I have heard many sermons on people in the Bible and their great faith, but often what we forget is that their great faith came through or out of great struggle. People have often said to me in different seasons of my life, you are a woman of faith. Maybe it was because I was the crazy girl, who put her notice on her apartment with no place else to live. I was the one who would go to a restaurant with others and wait for God to put it on someone’s heart to cover my meal, because I didn’t have the money to pay. I was also the one that when God said give your computer away and trust God that He would provide another. I did and saw Him provide one even better. I don’t say all these things to make it seem like I am someone super spiritual or that it came easy. What most people don’t know is that this season of faith for finances and trust in what God could provide didn’t come without struggle. Right before this season of faith, I had no consistent paying job, I had gotten sick with no healthcare, I was experiencing extreme spiritual warfare and had become depressed and wanted to give up. It wasn’t until one day as I was driving in my car that God said to me, “Have I ever left you or forsaken you?” I had to come to a place where I realized that I couldn’t deny this statement, when I looked back over my life I couldn’t think of one moment where God had left me. It wasn’t that I didn’t feel discouraged or let down, but I couldn’t say that in the end of past experiences that God had left me or forsaken me even if it felt like he had. I realized that my faith wasn’t based on feelings, it was based on who God is, was and says he is in His word. If Noah would have waited until he felt like building an ark, or when he waited for people’s approval of what he was doing, the ark may have never gotten built. I’m sure there were moments of doubt and discouragement, but I believe these are the moments that he also had to choose to move forward in faith despite his feelings. He simply had to go on what God told him and who God was.

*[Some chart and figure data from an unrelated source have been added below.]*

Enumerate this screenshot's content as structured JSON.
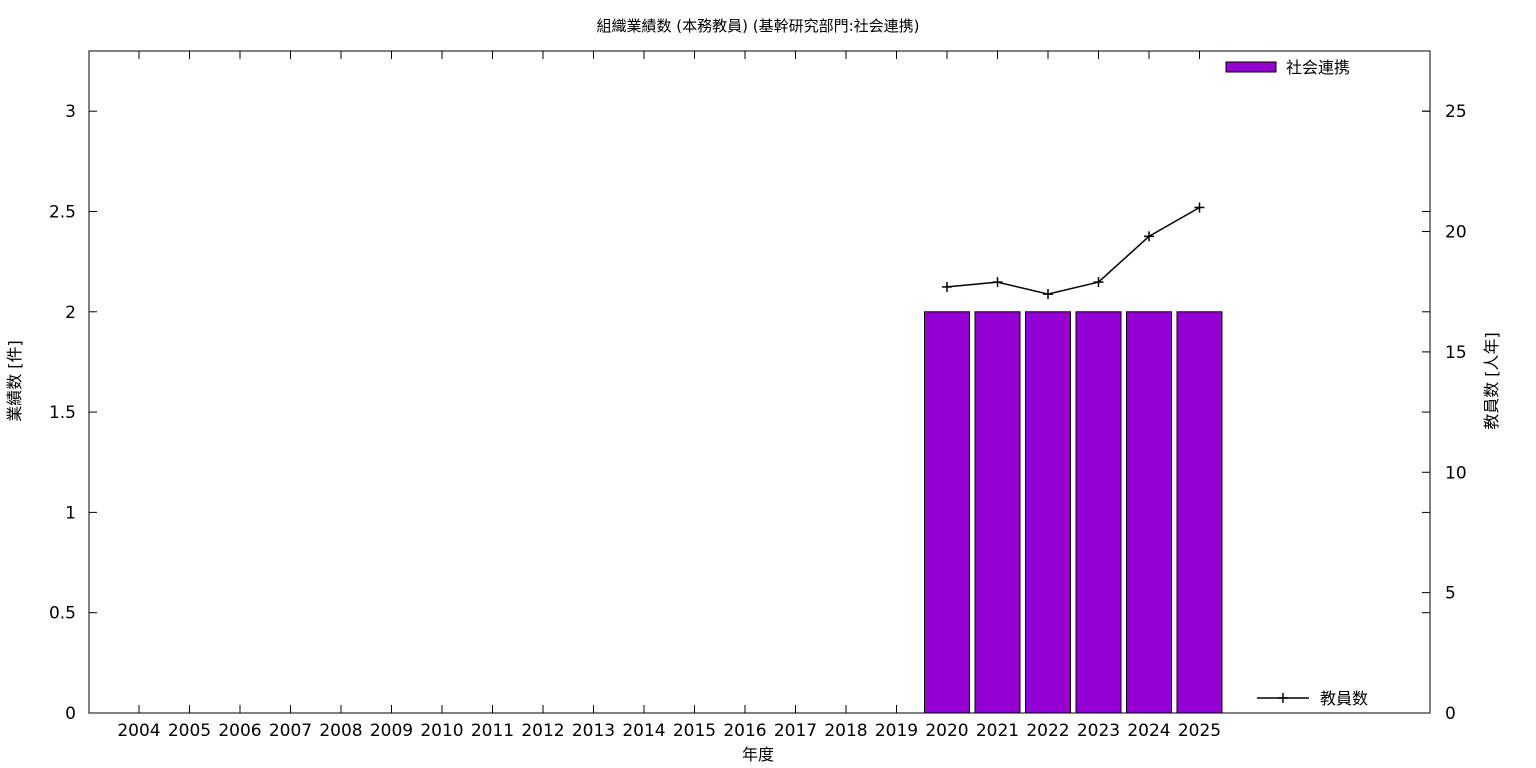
{
  "chart_data": {
    "type": "bar",
    "title": "組織業績数 (本務教員) (基幹研究部門:社会連携)",
    "xlabel": "年度",
    "ylabel": "業績数 [件]",
    "y2label": "教員数 [人年]",
    "categories": [
      "2004",
      "2005",
      "2006",
      "2007",
      "2008",
      "2009",
      "2010",
      "2011",
      "2012",
      "2013",
      "2014",
      "2015",
      "2016",
      "2017",
      "2018",
      "2019",
      "2020",
      "2021",
      "2022",
      "2023",
      "2024",
      "2025"
    ],
    "ylim": [
      0,
      3.3
    ],
    "y2lim": [
      0,
      27.5
    ],
    "y_ticks": [
      "0",
      "0.5",
      "1",
      "1.5",
      "2",
      "2.5",
      "3"
    ],
    "y_tick_values": [
      0,
      0.5,
      1,
      1.5,
      2,
      2.5,
      3
    ],
    "y2_ticks": [
      "0",
      "5",
      "10",
      "15",
      "20",
      "25"
    ],
    "y2_tick_values": [
      0,
      5,
      10,
      15,
      20,
      25
    ],
    "series": [
      {
        "name": "社会連携",
        "kind": "bar",
        "color": "#9400d3",
        "values": [
          null,
          null,
          null,
          null,
          null,
          null,
          null,
          null,
          null,
          null,
          null,
          null,
          null,
          null,
          null,
          null,
          2,
          2,
          2,
          2,
          2,
          2
        ]
      },
      {
        "name": "教員数",
        "kind": "line",
        "axis": "y2",
        "color": "#000000",
        "values": [
          null,
          null,
          null,
          null,
          null,
          null,
          null,
          null,
          null,
          null,
          null,
          null,
          null,
          null,
          null,
          null,
          17.7,
          17.9,
          17.4,
          17.9,
          19.8,
          21.0
        ]
      }
    ],
    "legend": [
      {
        "label": "社会連携",
        "position": "top-right"
      },
      {
        "label": "教員数",
        "position": "bottom-right"
      }
    ],
    "grid": false
  }
}
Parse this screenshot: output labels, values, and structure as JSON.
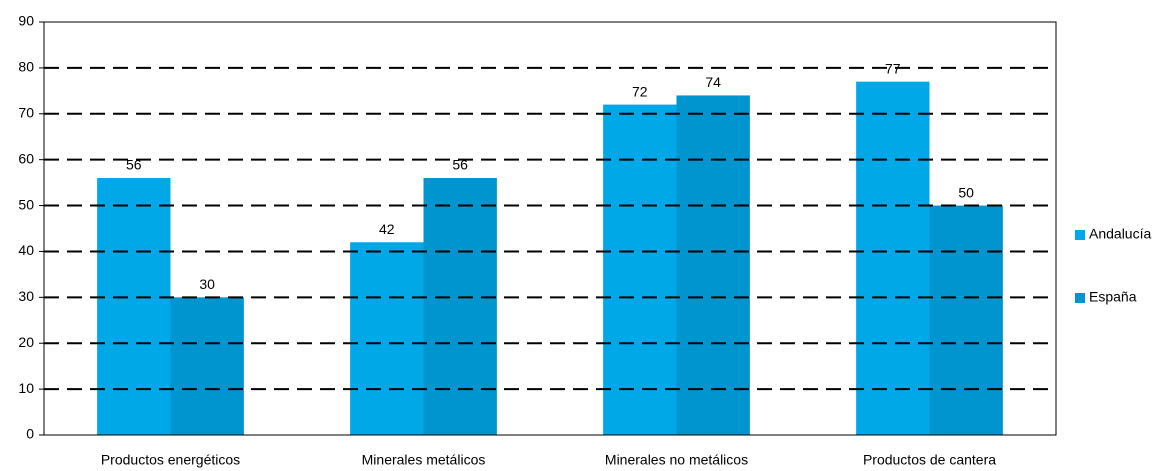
{
  "chart_data": {
    "type": "bar",
    "categories": [
      "Productos energéticos",
      "Minerales metálicos",
      "Minerales no metálicos",
      "Productos de cantera"
    ],
    "series": [
      {
        "name": "Andalucía",
        "color": "#00a8e8",
        "values": [
          56,
          42,
          72,
          77
        ]
      },
      {
        "name": "España",
        "color": "#0095cf",
        "values": [
          30,
          56,
          74,
          50
        ]
      }
    ],
    "ylim": [
      0,
      90
    ],
    "yticks": [
      0,
      10,
      20,
      30,
      40,
      50,
      60,
      70,
      80,
      90
    ],
    "grid": true,
    "legend": "right"
  }
}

I am facing a similar season of struggle currently. I had stepped out to write about 6 months ago and found that the moment I began to write, circumstances began to come against me, trials in my family, sickness, fear, discouragement. I wanted to give up completely and all I had done was one blog post. The spiritual warfare beginning this process had made me want to give up many times and never touch it again if I were completely honest. Noah who didn’t give up after the first few months of building the ark, reminded me that I don’t have to either. I’m sure he had setbacks and fear in the process. What if I build this thing and nothing ever happens? I will look like a fool. For me it is what if I write and nothing ever comes of this. I remain some anonymous blog writer or never actually publish anything. What if my writing stinks and doesn’t inspire anyone? OR…what if it does? I believe faith is building the ark in the face of fear, anxiety, uncertainty, doubt and difficult circumstances. It is feeling those things. It is feeling them and then moving ahead even while you feel them. It’s believing that the same God who helped Noah is the same God who will help you and I. It isn’t avoiding the things that bring fear, but doing them in spite and through the fear. It isn’t waiting for the perfect environment or circumstances, it is doing it imperfectly and trusting that God will make a way. It is having the most faithless filled days, months and years and yet still moving forward. My steps of faith might not look like your steps of faith, but the process leading up to these moments could be laden with similarities. My prayer is that it will inspire you that you too can be a person of great faith despite what you may be feeling and where you are.